А пока туземцы мешают мне следовать русской классике. Хому на отпевание силком тащили, а эти наоборот, возражают:
— Не… На что нам… У нас свой поп есть. Пущай он и молится. Чего его, даром, что ли, кормят?
Попик несколько задёргался. Дела с демонами… явно — не его. На рукаве его рясы было видно пыльное пятно — славно я его в часовенке погонял.
— Это само собой. Псалтырь надлежит читать непрерывно все три дня. Поп это и сделает. При солнечном свете. А вот ночью… Вслед за душой мятушейся, по следам её, в мир земной могут придти и иные… сущности. Я ведь про демонов неспроста вспомянул. Однако же, коли хозяйка считает моё участие излишним, то позвольте откланяться.
Народ забухтел… разнонаправленно. «С одной стороны нельзя не признать, с другой стороны… и рыбку съесть».
— А плату какую за работу свою возьмёшь? А, боярич?
Решение — типичное. «Не знаю — что это и какая от этого польза, но… дорого».
— Плату? Плата будет такая: Акиму Яновичу, батюшке моему, надлежит устроить веселие великое. По случаю княжеской милости явленной, жалованной шапки боярской, гривны и вотчины. Своего места для празднования и нашего светлого князя чествования у нас в городе нет. Расходы-то мы оплатим. С лихвой. А вот место да обслуга — и будет платой. Что скажешь, Анна Дормидонтовна?
Фраза: «расходы — оплатим» произвела ожидаемое действие. Взгляды нескольких присутствующих несколько… расфокусировались. Казалось, в глазах у них, как в окошечках «однорукого бандита», бешено замелькали цифирьки:
— Гостей… сотни две… Не — три… поросят на стол… десяток… не — два. Каждый… ну пусть — по ногате… не — по три…. А битой посуды… и вдвое… или — втрое…

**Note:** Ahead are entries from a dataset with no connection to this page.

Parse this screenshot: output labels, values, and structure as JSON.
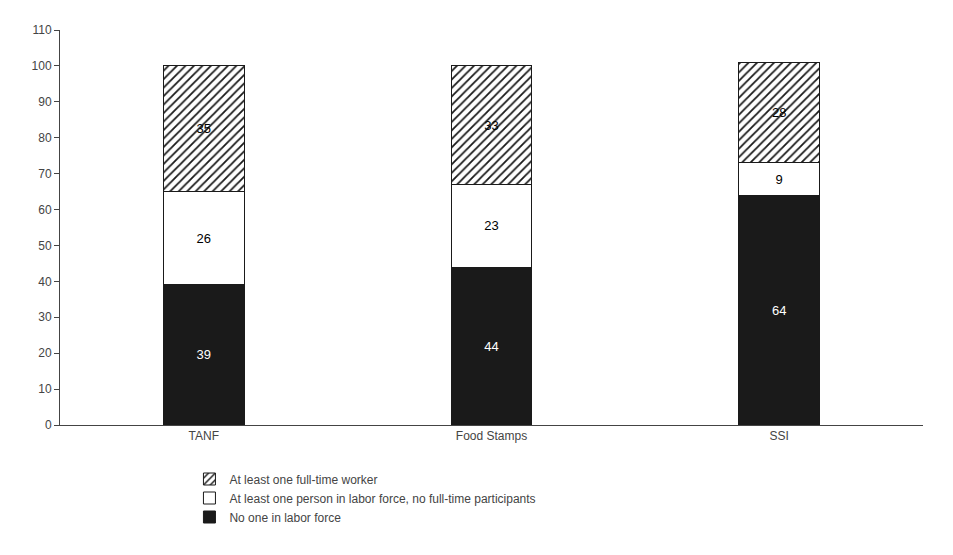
{
  "chart_data": {
    "type": "bar",
    "stacked": true,
    "categories": [
      "TANF",
      "Food Stamps",
      "SSI"
    ],
    "series": [
      {
        "name": "No one in labor force",
        "color": "#1a1a1a",
        "values": [
          39,
          44,
          64
        ]
      },
      {
        "name": "At least one person in labor force, no full-time participants",
        "color": "#ffffff",
        "values": [
          26,
          23,
          9
        ]
      },
      {
        "name": "At least one full-time worker",
        "color": "#ffffff",
        "marker": "hatch",
        "values": [
          35,
          33,
          28
        ]
      }
    ],
    "ylim": [
      0,
      110
    ],
    "yticks": [
      0,
      10,
      20,
      30,
      40,
      50,
      60,
      70,
      80,
      90,
      100,
      110
    ],
    "grid": false,
    "legend": "bottom",
    "data_labels": true
  }
}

Вдовица, заслушавшаяся моих речей, быстро-быстро закивала. Потом опомнилась, оглянулась на стоявшую рядом ключницу. Но я воспользовался паузой, проистекшей от общего увлечения устным счётом и делёжкой шкуры неубитого медведя.
— Вот и славно. Тогда, Аким Янович, пошли вещи складывать да сюда перебираться. Мне бы ещё вздремнуть перед ночным-то бдением. А то… невесть кого судьба послать может. С той-то стороны грани. Надо с силами собраться.
Народ очень не хотел шевелиться. Манера: «и говорят в глаза — никто не против, все — за» — распространена на Руси чрезвычайно. Пробивается, как я уже не раз говорил, методом конкретной долбёжки. Конкретно берёшь конкретного человека и долбишь его конкретным вопросом. Типа как я дворника:
— Сними запоры с ворот, мы майно возить будем.
— Чегой-то? А… ну… да… давайте-возите. Как привезёте — я велю. Сразу ж и отопрём. А то ведь… покудова… может нынче и вовсе…
— Ты плохо слышишь? Сейчас. Снять. Запоры.
Я уже объяснял: дворник в боярской усадьбе — отнюдь не человек с метлой. Тот так и называется — подметальщик. А дворник — из старших слуг. Вот в таких, недобоярских вдовьих усадьбах — фактически шеф силового блока. Ещё может быть конюший, или псарь, или ловчий — если в господах мужчины. В полных боярских усадьбах — там дружины есть.
А здесь народ мирный, самые военные — сторожа, воротники. Вот местному силовику мозги и вправляю.